Lambert van den Bos(ch)
Gereformeerd gedoopt te Amsterdam 9 april 1620, overleden te Vianen tussen 11 juli en 22 augustus 1698. Zoon van Jacob Lammertsen van den Bos, o.a. tapper, afkomstig uit Antwerpen (overleden 1627), en van Maritjen Hermans uit Kampen.
Trouwde 23 juni 1641 met Maria van der Beeck uit Delfshaven. Tenminste negen kinderen, onder wie een zoon Theodorus (1655-1705), predikant te Heinenoord, en een dochter Maria, gehuwd in 1672 met de in Tilburg werkzame predikant en rector van de Latijnse school Willem van Beveren (circa 1647-1683), telg uit een voorname Dordtse regentenfamilie.
Lambert van den Bosch werd opgeleid tot apotheker en was docent, dichter en historicus. Vanaf 1652 leraar en (con)rector van de Latijnse school in achtereenvolgend Helmond, Dordrecht, Heemstede en Vianen. Publiceerde (onder de namen en pseudoniemen L. of Lambert of ook wel Lambrecht van den Bos of Bosch, L. van Bos, L. V. Bos, L. Bos, L.V.B., Lambertus Silvius, L. Sylvius, L.S., L.I., Lambert Iacobsz, L.S.M.D. et P.) een zeer omvangrijk oeuvre van origineel en vertaald werk, dat blij- en treurspelen omvat, lyriek en epische poëzie, reisgidsen en vooral populair-historische compilatiewerken alsmede de eerste Nederlandse vertaling van Cervantes' Don Quichote.
Over Van den Bos' jeugd is weinig bekend. Waarschijnlijk doorliep hij de Latijnse school in Amsterdam; de initialen L.S. M.D. et P. (Lambertus Silvius Medicinae Doctor et Professor) op de titelpagina van een publicatie uit 1690 suggereren tevens een medische opleiding. Op 10 juli 1640 legde hij in Amsterdam het examen voor apotheker af en naar valt aan te nemen is hij in dat beroep werkzaam geweest. Zijn opleiding en brede ontwikkeling zullen hem hebben gekwalificeerd voor een benoeming tot rector van de Latijnse school te Helmond, waar hij werkte van 1652 (misschien al eerder) tot 1655. In dat laatste jaar vertrok hij naar Dordrecht om aan de Latijnse school aldaar conrector te worden. Dat betekende een hoger inkomen; ook had Dordrecht, met zijn bloeiende culturele leven, hem als woonplaats meer te bieden. Hij was er welkom in de kring van de kunst- en literatuurliefhebbers, die bijeenkwamen op het slot Develstein, ambtswoning van Cornelis van Beveren (1591-1663) o.a. burgemeester van Dordrecht en baljuw van het Land van Strijen. Diverse van zijn werken uit deze tijd bevatten lofdichten op personen uit deze kring of zijn aan hen opgedragen.

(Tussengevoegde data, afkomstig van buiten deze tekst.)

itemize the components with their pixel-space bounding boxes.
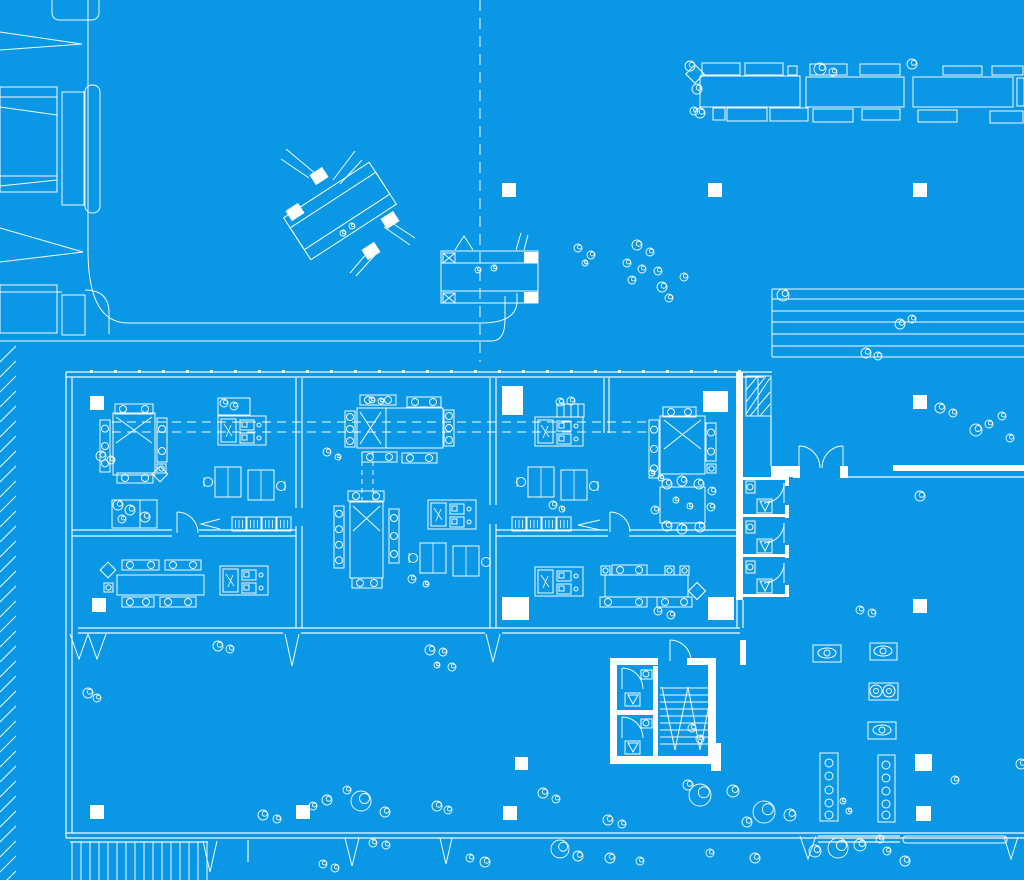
layer-wc-door-arcs: [764, 523, 784, 543]
layer-core-walls: [502, 597, 529, 620]
layer-chair-strips: [347, 414, 354, 421]
layer-trees: [322, 861, 326, 865]
layer-benches: [143, 599, 150, 606]
layer-trees: [832, 69, 836, 73]
layer-desk-units: [467, 507, 471, 511]
layer-benches: [636, 599, 643, 606]
layer-trees: [690, 504, 693, 507]
layer-left-edge-hatch: [0, 571, 16, 587]
layer-wall-ticks: [522, 370, 525, 373]
layer-trees: [843, 799, 846, 802]
layer-planter-rects: [713, 108, 725, 120]
layer-planter-rects: [745, 63, 783, 75]
layer-trees: [683, 274, 687, 278]
layer-trees: [699, 523, 704, 528]
layer-trees: [954, 777, 958, 781]
layer-benches: [127, 599, 134, 606]
layer-trees: [631, 277, 635, 281]
layer-trees: [96, 695, 100, 699]
layer-wall-ticks: [618, 370, 621, 373]
layer-stair-hatch-lines: [760, 404, 770, 416]
layer-rotated-picnic-legs: [286, 149, 316, 174]
layer-core-walls: [893, 465, 1024, 471]
layer-trees: [639, 858, 643, 862]
layer-trees: [542, 789, 547, 794]
layer-door-wedges: [201, 519, 220, 529]
layer-benches: [426, 455, 433, 462]
layer-left-edge-hatch: [0, 751, 16, 767]
layer-left-edge-hatch: [0, 856, 16, 872]
layer-left-edge-hatch: [0, 451, 16, 467]
layer-trees: [384, 808, 389, 813]
layer-columns: [502, 183, 516, 197]
layer-benches: [681, 599, 688, 606]
layer-trees: [904, 857, 909, 862]
layer-left-edge-hatch: [0, 706, 16, 722]
layer-wall-ticks: [402, 370, 405, 373]
layer-left-edge-hatch: [0, 736, 16, 752]
layer-single-seats: [603, 568, 608, 573]
layer-desk-units: [259, 586, 263, 590]
layer-columns: [913, 183, 927, 197]
layer-single-seats: [106, 585, 111, 590]
layer-wall-ticks: [450, 370, 453, 373]
layer-desk-units: [452, 519, 457, 524]
layer-rack-circles: [882, 787, 890, 795]
layer-trees: [1001, 413, 1005, 417]
layer-rack-circles: [882, 811, 890, 819]
layer-core-walls: [840, 466, 848, 478]
layer-chair-strips: [446, 413, 453, 420]
layer-wall-ticks: [282, 370, 285, 373]
layer-desk-units: [244, 585, 249, 590]
layer-table-rects: [117, 575, 204, 595]
layer-chair-strips: [336, 541, 343, 548]
layer-desk-units: [574, 587, 578, 591]
layer-left-edge-hatch: [0, 796, 16, 812]
layer-trees: [577, 245, 581, 249]
layer-desk-units: [226, 425, 231, 437]
layer-trees: [372, 840, 376, 844]
layer-trees: [346, 787, 350, 791]
layer-truck-lines: [0, 180, 57, 186]
layer-trees: [636, 241, 641, 246]
layer-wc-door-arcs: [764, 563, 784, 583]
layer-trees: [129, 506, 134, 511]
layer-trees: [552, 502, 556, 506]
layer-benches: [373, 493, 380, 500]
layer-columns: [296, 805, 310, 819]
layer-rotated-picnic-legs: [340, 160, 362, 184]
layer-core-walls: [793, 466, 800, 478]
layer-chair-strips: [347, 426, 354, 433]
layer-wall-ticks: [354, 370, 357, 373]
layer-benches: [357, 580, 364, 587]
layer-wall-ticks: [90, 370, 93, 373]
layer-single-seats: [709, 466, 714, 471]
layer-rack-circles: [882, 800, 890, 808]
layer-rack-circles: [880, 648, 886, 654]
layer-core-walls: [771, 466, 795, 477]
layer-rack-circles: [825, 772, 833, 780]
layer-left-edge-hatch: [0, 616, 16, 632]
layer-trees: [609, 854, 614, 859]
layer-benches: [386, 454, 393, 461]
layer-wall-ticks: [666, 370, 669, 373]
layer-trees: [654, 507, 658, 511]
layer-truck-bodies: [62, 295, 85, 335]
layer-planter-rects: [806, 77, 904, 107]
layer-trees: [789, 811, 795, 817]
layer-benches: [636, 567, 643, 574]
layer-trees: [494, 266, 497, 269]
layer-left-edge-hatch: [0, 766, 16, 782]
layer-benches: [617, 567, 624, 574]
layer-table-rects: [660, 416, 705, 474]
layer-benches: [371, 580, 378, 587]
layer-benches: [122, 560, 159, 570]
layer-wall-ticks: [570, 370, 573, 373]
layer-picnic-legs: [455, 236, 473, 250]
layer-rack-circles: [887, 689, 892, 694]
layer-benches: [430, 399, 437, 406]
layer-entry-door-arcs: [799, 446, 820, 468]
layer-left-edge-hatch: [0, 811, 16, 827]
layer-planter-rects: [770, 108, 808, 121]
layer-truck-lines: [0, 228, 83, 252]
layer-benches: [160, 597, 196, 607]
layer-benches: [142, 406, 149, 413]
layer-trees: [681, 477, 686, 482]
layer-planter-rects: [813, 109, 853, 122]
layer-desk-units: [574, 424, 578, 428]
layer-wall-ticks: [690, 370, 693, 373]
layer-desk-units: [242, 435, 247, 440]
layer-trees: [849, 809, 852, 812]
layer-trees: [899, 320, 904, 325]
layer-trees: [754, 854, 759, 859]
layer-trees: [698, 480, 703, 485]
layer-planter-rects: [918, 110, 957, 122]
layer-desk-units: [257, 423, 261, 427]
layer-core-walls: [708, 597, 734, 620]
layer-chair-strips: [391, 515, 398, 522]
layer-door-v-marks: [1004, 837, 1018, 859]
layer-planter-ellipses: [883, 685, 895, 697]
layer-benches: [353, 493, 360, 500]
layer-trees: [577, 852, 582, 857]
layer-left-edge-hatch: [0, 496, 16, 512]
layer-rack-circles: [825, 799, 833, 807]
layer-stair-arrow: [662, 687, 712, 750]
layer-wall-ticks: [498, 370, 501, 373]
layer-wc-sink-circles: [643, 671, 649, 677]
layer-benches: [185, 599, 192, 606]
layer-door-v-marks: [70, 634, 88, 659]
layer-single-seats: [682, 568, 687, 573]
layer-stair-hatch-lines: [746, 376, 758, 390]
layer-table-rects: [112, 500, 157, 528]
layer-trees: [886, 848, 890, 852]
layer-chair-strips: [446, 425, 453, 432]
layer-left-edge-hatch: [0, 781, 16, 797]
layer-trees: [411, 576, 415, 580]
layer-truck-lines: [0, 107, 57, 115]
layer-wall-ticks: [114, 370, 117, 373]
layer-wall-ticks: [186, 370, 189, 373]
layer-desk-pairs: [277, 482, 286, 491]
layer-table-x-marks: [664, 420, 701, 449]
layer-trees: [551, 840, 569, 858]
layer-single-seats: [665, 566, 674, 575]
layer-left-edge-hatch: [0, 841, 16, 857]
layer-door-v-marks: [345, 838, 359, 866]
layer-left-edge-hatch: [0, 691, 16, 707]
layer-chair-strips: [336, 526, 343, 533]
layer-wall-ticks: [714, 370, 717, 373]
layer-trees: [939, 404, 944, 409]
layer-trees: [437, 663, 440, 666]
layer-benches: [165, 599, 172, 606]
layer-chair-strips: [336, 510, 343, 517]
layer-columns: [916, 806, 931, 821]
layer-road-curves: [0, 296, 505, 341]
layer-trees: [87, 689, 92, 694]
layer-rack-circles: [882, 761, 890, 769]
layer-trees: [911, 60, 916, 65]
layer-benches: [662, 599, 669, 606]
layer-table-x-marks: [443, 293, 455, 303]
layer-trees: [871, 610, 875, 614]
layer-planter-rects: [1017, 78, 1024, 106]
layer-benches: [142, 475, 149, 482]
layer-door-v-marks: [800, 836, 816, 859]
layer-core-walls: [703, 391, 728, 412]
layer-trees: [360, 794, 370, 804]
layer-wc-door-arcs: [622, 668, 643, 689]
layer-trees: [451, 664, 455, 668]
layer-wc-door-arcs: [764, 483, 784, 503]
layer-planter-rects: [990, 111, 1023, 123]
layer-desk-units: [574, 574, 578, 578]
layer-trees: [352, 224, 355, 227]
layer-trees: [699, 109, 704, 114]
layer-desk-pairs: [517, 478, 526, 487]
layer-trees: [661, 476, 664, 479]
layer-core-walls: [785, 545, 789, 558]
layer-chair-strips: [159, 426, 166, 433]
layer-trees: [1009, 435, 1013, 439]
layer-chair-strips: [159, 448, 166, 455]
layer-trees: [334, 865, 338, 869]
layer-trees: [100, 452, 105, 457]
layer-picnic-legs: [524, 235, 528, 250]
layer-trees: [676, 498, 679, 501]
layer-trees: [110, 457, 114, 461]
layer-benches: [407, 455, 414, 462]
layer-benches: [605, 599, 612, 606]
layer-left-edge-hatch: [0, 646, 16, 662]
layer-diamond-chairs: [100, 562, 116, 578]
layer-benches: [407, 397, 441, 407]
layer-left-edge-hatch: [0, 586, 16, 602]
layer-trees: [351, 791, 371, 811]
layer-wc-sink-circles: [747, 564, 753, 570]
layer-columns: [913, 395, 927, 409]
layer-columns: [515, 757, 528, 770]
layer-chair-strips: [708, 448, 715, 455]
layer-trees: [661, 283, 666, 288]
layer-door-v-marks: [486, 634, 500, 662]
layer-benches: [685, 409, 692, 416]
layer-chair-strips: [102, 425, 109, 432]
layer-trees: [782, 291, 788, 297]
layer-left-edge-hatch: [0, 556, 16, 572]
layer-trees: [626, 260, 630, 264]
layer-table-x-marks: [360, 412, 381, 444]
layer-left-edge-hatch: [0, 391, 16, 407]
layer-chair-strips: [391, 533, 398, 540]
layer-chair-strips: [708, 429, 715, 436]
layer-wall-ticks: [594, 370, 597, 373]
layer-planter-rects: [913, 77, 1013, 107]
layer-planter-rects: [700, 76, 800, 107]
layer-chair-strips: [102, 443, 109, 450]
layer-wall-ticks: [234, 370, 237, 373]
layer-benches: [148, 562, 155, 569]
layer-benches: [170, 562, 177, 569]
layer-table-x-marks: [443, 253, 455, 263]
layer-trees: [381, 399, 384, 402]
layer-trees: [859, 607, 863, 611]
layer-desk-units: [559, 573, 564, 578]
layer-benches: [127, 562, 134, 569]
layer-table-x-marks: [116, 417, 152, 443]
layer-chair-strips: [391, 551, 398, 558]
layer-picnic-legs: [516, 233, 521, 250]
layer-door-v-marks: [285, 634, 299, 666]
layer-trees: [559, 842, 568, 851]
layer-trees: [710, 504, 714, 508]
layer-rack-circles: [824, 650, 830, 656]
layer-rotated-picnic-blocks: [361, 242, 380, 260]
layer-trees: [144, 513, 149, 518]
layer-desk-units: [559, 586, 564, 591]
layer-trees: [559, 399, 563, 403]
layer-rotated-picnic-legs: [333, 151, 355, 180]
layer-table-rects: [357, 408, 443, 448]
layer-left-edge-hatch: [0, 511, 16, 527]
layer-trees: [590, 252, 594, 256]
layer-benches: [367, 454, 374, 461]
layer-trees: [607, 816, 612, 821]
layer-desk-units: [244, 572, 249, 577]
layer-rack-circles: [882, 774, 890, 782]
layer-trees: [338, 455, 341, 458]
layer-rotated-picnic-legs: [384, 227, 410, 245]
layer-trees: [753, 801, 775, 823]
layer-core-walls: [785, 477, 789, 486]
layer-planter-rects: [943, 66, 982, 75]
layer-left-edge-hatch: [0, 826, 16, 842]
layer-left-edge-hatch: [0, 376, 16, 392]
layer-trees: [562, 507, 565, 510]
layer-entry-door-arcs: [177, 512, 198, 533]
layer-left-edge-hatch: [0, 721, 16, 737]
layer-wc-door-arcs: [622, 717, 643, 738]
layer-desk-units: [228, 575, 233, 587]
layer-wall-ticks: [426, 370, 429, 373]
layer-core-walls: [610, 756, 720, 764]
layer-chair-strips: [446, 437, 453, 444]
layer-trees: [436, 802, 441, 807]
layer-desk-pairs: [204, 478, 213, 487]
layer-desk-units: [259, 573, 263, 577]
layer-desk-units: [559, 423, 564, 428]
layer-left-edge-hatch: [0, 481, 16, 497]
layer-door-wedges: [578, 520, 600, 530]
layer-trees: [570, 398, 574, 402]
layer-desk-units: [242, 422, 247, 427]
layer-wall-ticks: [210, 370, 213, 373]
layer-trees: [555, 796, 559, 800]
layer-planter-rects: [702, 63, 740, 75]
layer-planter-ellipses: [870, 685, 882, 697]
layer-trees: [229, 646, 233, 650]
layer-left-edge-hatch: [0, 661, 16, 677]
layer-columns: [503, 806, 517, 820]
layer-rack-circles: [825, 811, 833, 819]
layer-benches: [657, 597, 692, 607]
layer-benches: [165, 560, 201, 570]
layer-trees: [447, 807, 451, 811]
layer-benches: [190, 562, 197, 569]
layer-left-edge-hatch: [0, 406, 16, 422]
layer-wc-sink-circles: [747, 524, 753, 530]
layer-left-edge-hatch: [0, 526, 16, 542]
layer-trees: [121, 516, 125, 520]
layer-wall-ticks: [378, 370, 381, 373]
layer-chair-strips: [651, 446, 658, 453]
layer-wall-ticks: [330, 370, 333, 373]
layer-planter-rects: [992, 66, 1023, 75]
layer-trees: [746, 818, 751, 823]
layer-chair-strips: [336, 557, 343, 564]
layer-trees: [326, 449, 330, 453]
layer-desk-units: [467, 520, 471, 524]
layer-trees: [819, 65, 825, 71]
layer-benches: [122, 475, 129, 482]
layer-wall-ticks: [306, 370, 309, 373]
layer-chair-strips: [157, 418, 167, 462]
layer-truck-bodies: [52, 0, 99, 20]
layer-trees: [919, 492, 924, 497]
layer-columns: [92, 598, 106, 612]
layer-bike-rack-rects: [903, 836, 1007, 843]
layer-left-edge-hatch: [0, 346, 16, 362]
layer-trees: [326, 796, 331, 801]
layer-trees: [814, 847, 820, 853]
layer-trees: [262, 811, 267, 816]
layer-trees: [952, 410, 956, 414]
layer-benches: [120, 406, 127, 413]
layer-core-walls: [743, 514, 789, 517]
layer-core-walls: [610, 658, 658, 665]
layer-rotated-picnic-legs: [389, 221, 415, 238]
layer-door-v-marks: [440, 838, 452, 864]
layer-wall-ticks: [162, 370, 165, 373]
layer-planter-rects: [727, 108, 767, 121]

In 1671 werd Van den Bos ontslagen als conrector in Dordrecht. Wellicht zat Cornelis de Witt (1623-1672) daar achter, geprikkeld door Van den Bos' prinsgezinde houding. De staatsgezinde dichter en publicist Joachim Oudaen (1628-1692) schreef het ontslag twee jaar later toe aan `dronkke drinken en vadsigheid', maar het is onwaarschijnlijk dat dit de voornaamste reden was, als het al een rol speelde. Van den Bos was diverse malen voorgedragen als ouderling in de Dordtse gereformeerde gemeente en alleen al zijn tomeloze activiteit als schrijver valt moeilijk te rijmen met vadsigheid, al kan zijn docentschap er natuurlijk onder geleden hebben. Niettemin is het beeld van `de dronken rector' al spoedig een eigen leven gaan leiden. In april 1672, ruim een jaar na zijn ontslag in Dordrecht, werd Van den Bos benoemd tot leraar aan de particuliere Latijnse school in Heemstede. Hij moet er een gerespecteerde figuur zijn geweest, gezien zijn benoeming tot ouderling in 1674. Eind 1682 vertrok hij naar de vrijplaats Vianen, waar hij benoemd was tot rector van de Latijnse school. Hij was er van 1686 tot 1689 schepen en bleef er wonen tot zijn overlijden in de zomer van 1698.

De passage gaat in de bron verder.